11: boynumdan fil su çekti sanki

520 48 34
                                    

arklrımla piknik yapıom cok mutlym😭
iyi okumalar cnm

__

"Binnaz abla vallahi bahçede altınım gömülü alıp geleceğiz ya."

Changbin birkaç dakikadır yalvarmalarını yinelediğinde bu sefer tutturmuş gibiydi. Binnaz abla altın fiyatlarından yakındığında ve Changbin'i olmayan altınını bahçeye gömdüğü için azarladığında bize yol vermişti artık. Kafeteryanın arka kapısından son hızla kendimizi dışarıya attık.

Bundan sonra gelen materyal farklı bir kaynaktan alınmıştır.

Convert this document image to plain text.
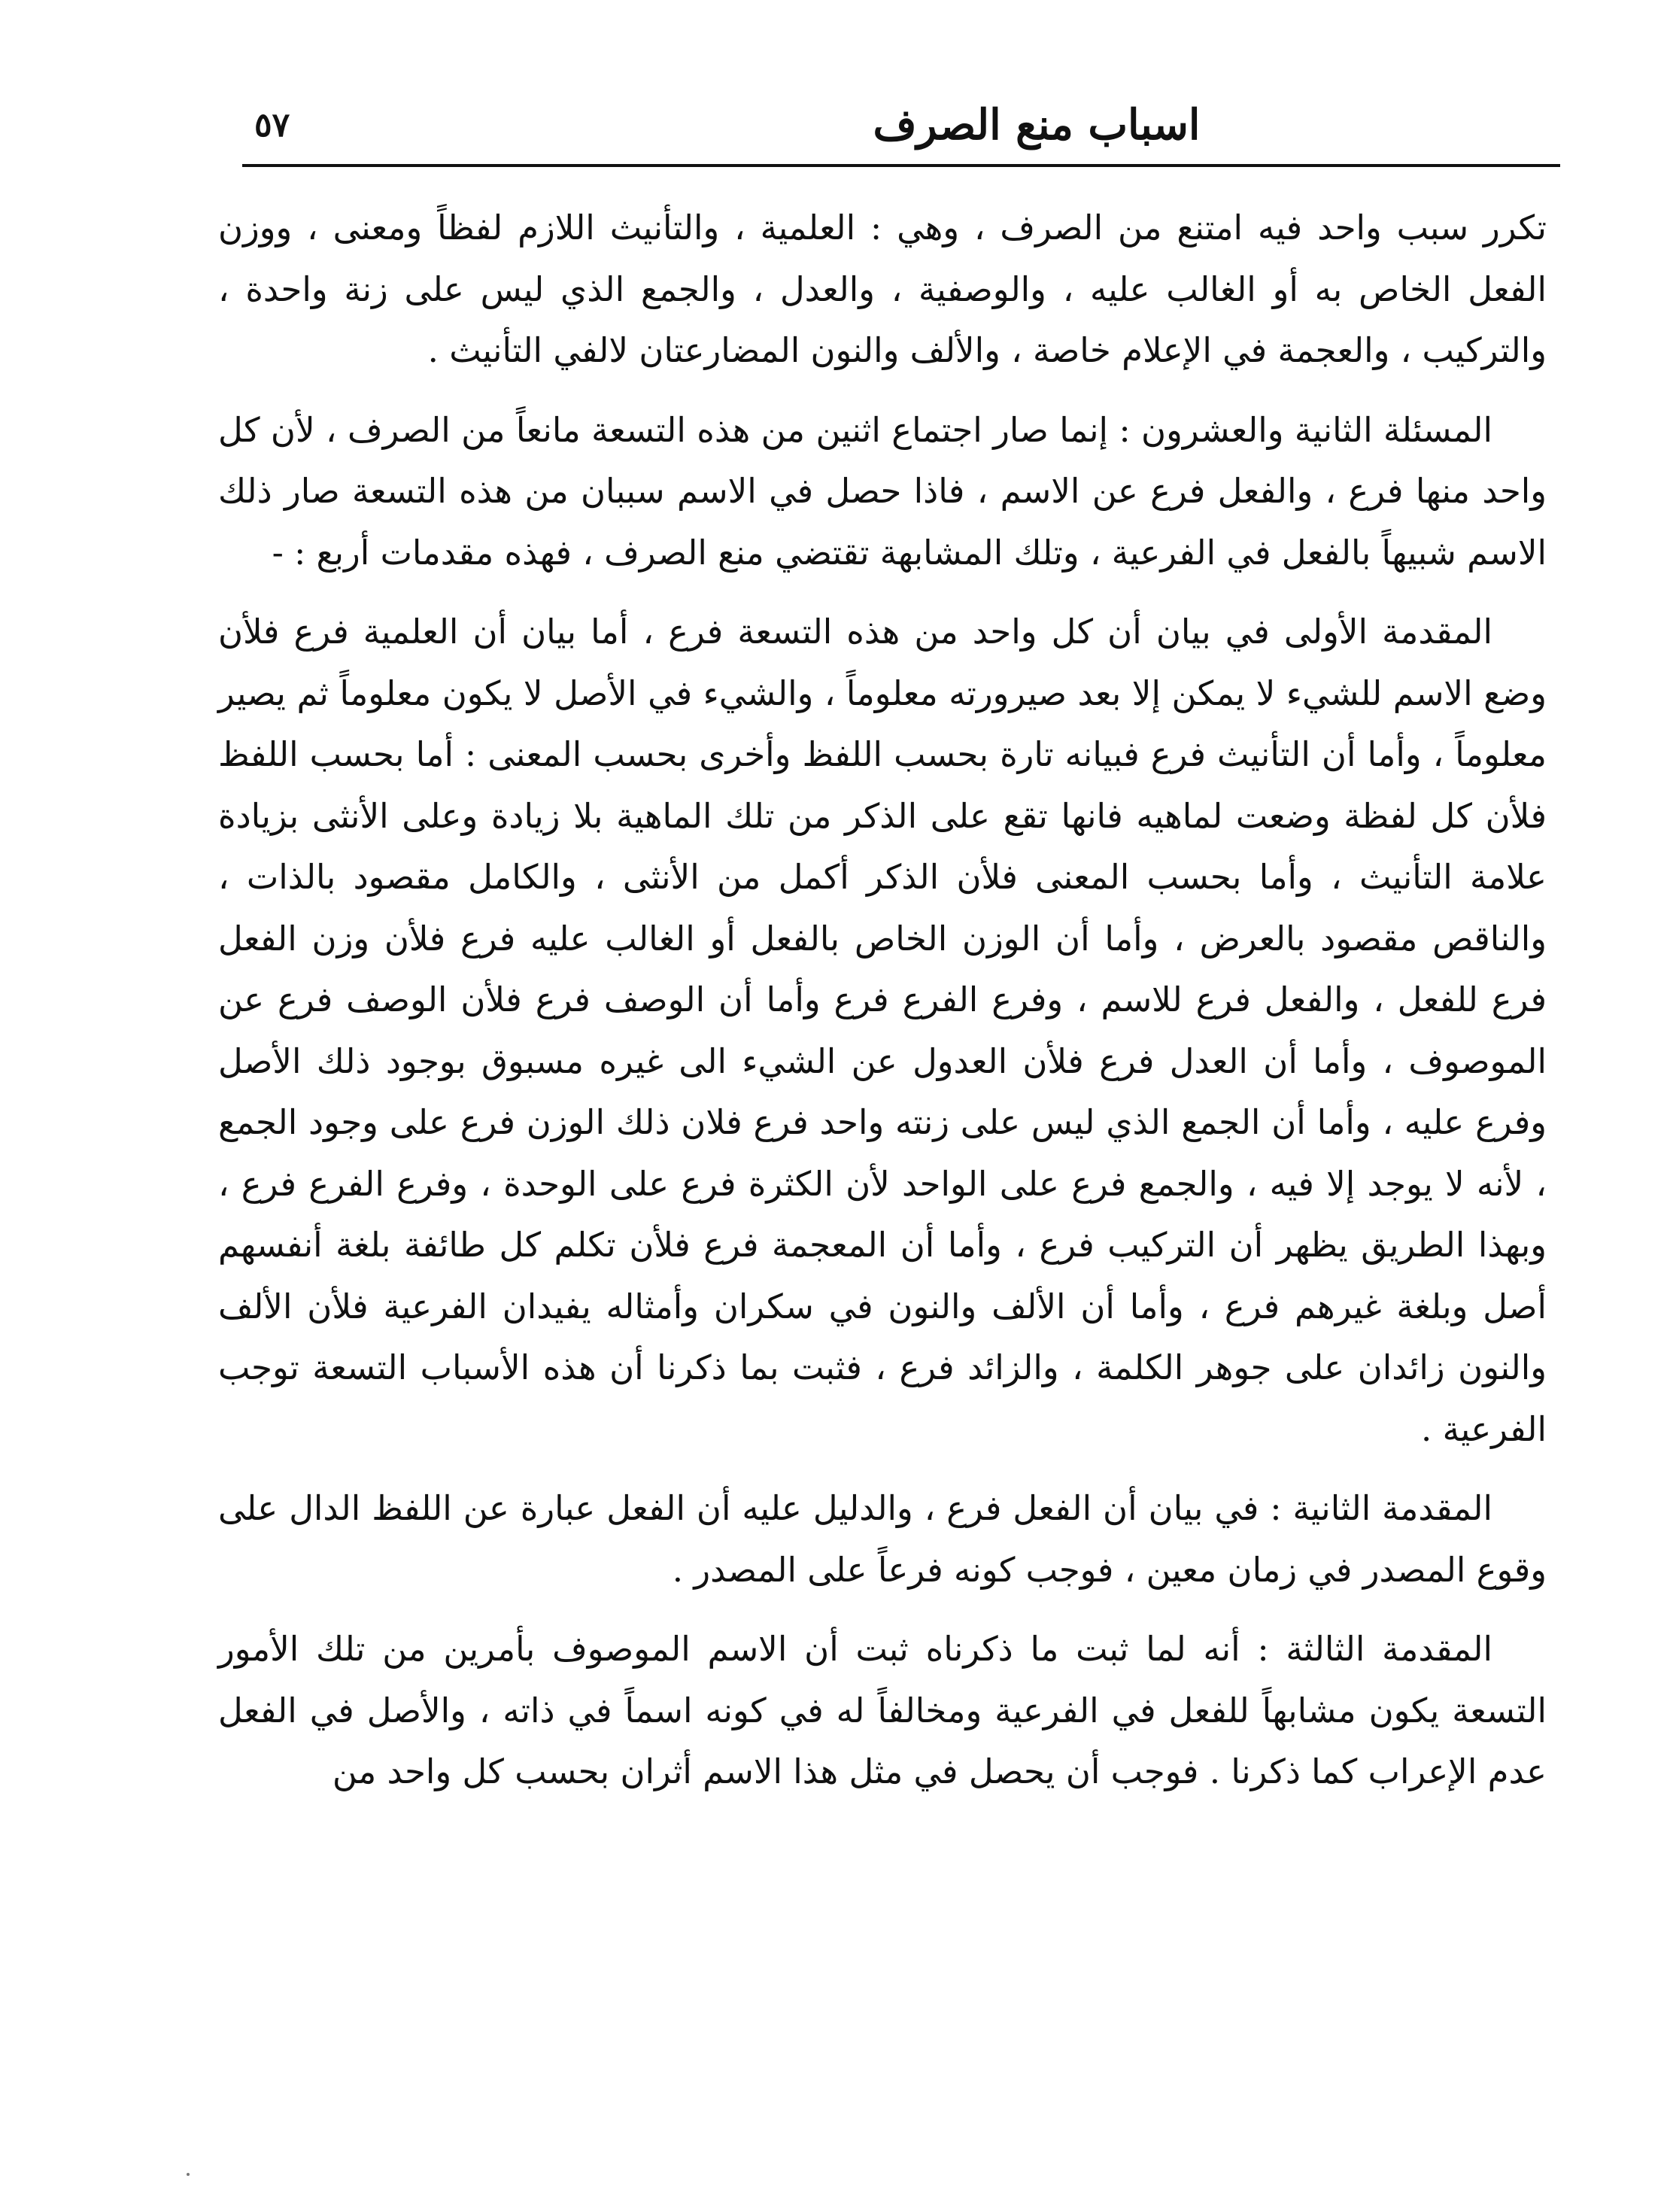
اسباب منع الصرف
٥٧

تكرر سبب واحد فيه امتنع من الصرف ، وهي : العلمية ، والتأنيث اللازم لفظاً ومعنى ، ووزن الفعل الخاص به أو الغالب عليه ، والوصفية ، والعدل ، والجمع الذي ليس على زنة واحدة ، والتركيب ، والعجمة في الإعلام خاصة ، والألف والنون المضارعتان لالفي التأنيث .

المسئلة الثانية والعشرون : إنما صار اجتماع اثنين من هذه التسعة مانعاً من الصرف ، لأن كل واحد منها فرع ، والفعل فرع عن الاسم ، فاذا حصل في الاسم سببان من هذه التسعة صار ذلك الاسم شبيهاً بالفعل في الفرعية ، وتلك المشابهة تقتضي منع الصرف ، فهذه مقدمات أربع : -

المقدمة الأولى في بيان أن كل واحد من هذه التسعة فرع ، أما بيان أن العلمية فرع فلأن وضع الاسم للشيء لا يمكن إلا بعد صيرورته معلوماً ، والشيء في الأصل لا يكون معلوماً ثم يصير معلوماً ، وأما أن التأنيث فرع فبيانه تارة بحسب اللفظ وأخرى بحسب المعنى : أما بحسب اللفظ فلأن كل لفظة وضعت لماهيه فانها تقع على الذكر من تلك الماهية بلا زيادة وعلى الأنثى بزيادة علامة التأنيث ، وأما بحسب المعنى فلأن الذكر أكمل من الأنثى ، والكامل مقصود بالذات ، والناقص مقصود بالعرض ، وأما أن الوزن الخاص بالفعل أو الغالب عليه فرع فلأن وزن الفعل فرع للفعل ، والفعل فرع للاسم ، وفرع الفرع فرع وأما أن الوصف فرع فلأن الوصف فرع عن الموصوف ، وأما أن العدل فرع فلأن العدول عن الشيء الى غيره مسبوق بوجود ذلك الأصل وفرع عليه ، وأما أن الجمع الذي ليس على زنته واحد فرع فلان ذلك الوزن فرع على وجود الجمع ، لأنه لا يوجد إلا فيه ، والجمع فرع على الواحد لأن الكثرة فرع على الوحدة ، وفرع الفرع فرع ، وبهذا الطريق يظهر أن التركيب فرع ، وأما أن المعجمة فرع فلأن تكلم كل طائفة بلغة أنفسهم أصل وبلغة غيرهم فرع ، وأما أن الألف والنون في سكران وأمثاله يفيدان الفرعية فلأن الألف والنون زائدان على جوهر الكلمة ، والزائد فرع ، فثبت بما ذكرنا أن هذه الأسباب التسعة توجب الفرعية .

المقدمة الثانية : في بيان أن الفعل فرع ، والدليل عليه أن الفعل عبارة عن اللفظ الدال على وقوع المصدر في زمان معين ، فوجب كونه فرعاً على المصدر .

المقدمة الثالثة : أنه لما ثبت ما ذكرناه ثبت أن الاسم الموصوف بأمرين من تلك الأمور التسعة يكون مشابهاً للفعل في الفرعية ومخالفاً له في كونه اسماً في ذاته ، والأصل في الفعل عدم الإعراب كما ذكرنا . فوجب أن يحصل في مثل هذا الاسم أثران بحسب كل واحد من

Hyunjin'in resmen zorla direttiği gece buluşması yüzünden şimdi soğukta ana binanın arka kısmına ilerliyorduk. Öğrendiklerimi ve Hyunjin'in bizi isteyişini arkadaşlarıma anlattığımda, işler yine bokların üstüne pineyen sinekler gibi türemişti de türemişti. Kalkıştığımız bir maceranın artık cozutup korkulacak bir işe dönüşmesini ben dahil kimse istemezken, yine de bir şekilde bu işten sıyrılamıyorduk. Üstelik muhattap olduğumuz kişinin, hatta kişilerin insan olmadığını bildiğimiz halde bunu yapmaya mecburduk.

"Polisler arka tarafta kaldı ama fenerleri buradan gözüküyor. Geri dönsek hiçbir şey kaybetmeyiz." Jisung sesinin duyulmasından tırsar gibi sessizce konuştuğunda ona döndüm.

"Hayatımızı kaybedebiliriz." tüm ciddiyetimle cevapladığımda adem elmasının nasıl yukarı inip kalktığını gördüm. Korkutmak için değildi, gerçekten bu işin kaçarı yok gibiydi. Changbin hırkasının cebinden ellerini çıkarıp bana adım attı. Üşüyen cildindeki oluşan sinir belirtili kırışıklarla bana bakarken ona diktim bakışlarımı.

"Öldürmekle mi tehdit etti lan o seni? Eğer öyleyse hiç korkum yok, o kırmızı kafasını alır turşuluk yaparım. Şantajla iş yapıyor diye mi buradayız?"

"Hm, biraz öyle gözüküyor." Hyunjin'in çıldırtan ses tonunu duyduğum gibi nefesimi tuttum. Binanın arkasından çıkıp bize yaklaşırken bakışları Changbin'le kesişiyordu.

"Benimle dövüşmek mi istiyorsun?"

"Şeytan gibi bir şey olmasaydın yemiştim seni tek lokmada oğlum."

"Seni tutan ne?"

"Sensin anasını satayım, uzaklaş lan pis yaratık!"

Hyunjin sinir bozucu bir şekilde güldüğünde onun bana dönen bakışlarından kaçındım. Arkasından iki kişi daha çıktığında onlara dönen bakışlarımla şaşırmış ifademi saklayamadım. İki oğlan, simsiyah kıyafetleriyle ve neredeyse aynı boylarıyla yaklaşıp Hyunjin'in yanına geldiler.

Hyunjin'in sağ tarafında duran oğlanda belirsiz bir sırıtış vardı ve bakışları çok parlaktı. Orantılı vücudunu saran siyahlarla birlikte uyumsuz bir saç rengi vardı. Parlak mavi saçları ensesinde uçuşurken gamzeli yanaklarıyla birlikte fazla tezat bir görüntüsü vardı. İyice şaşırmıştım.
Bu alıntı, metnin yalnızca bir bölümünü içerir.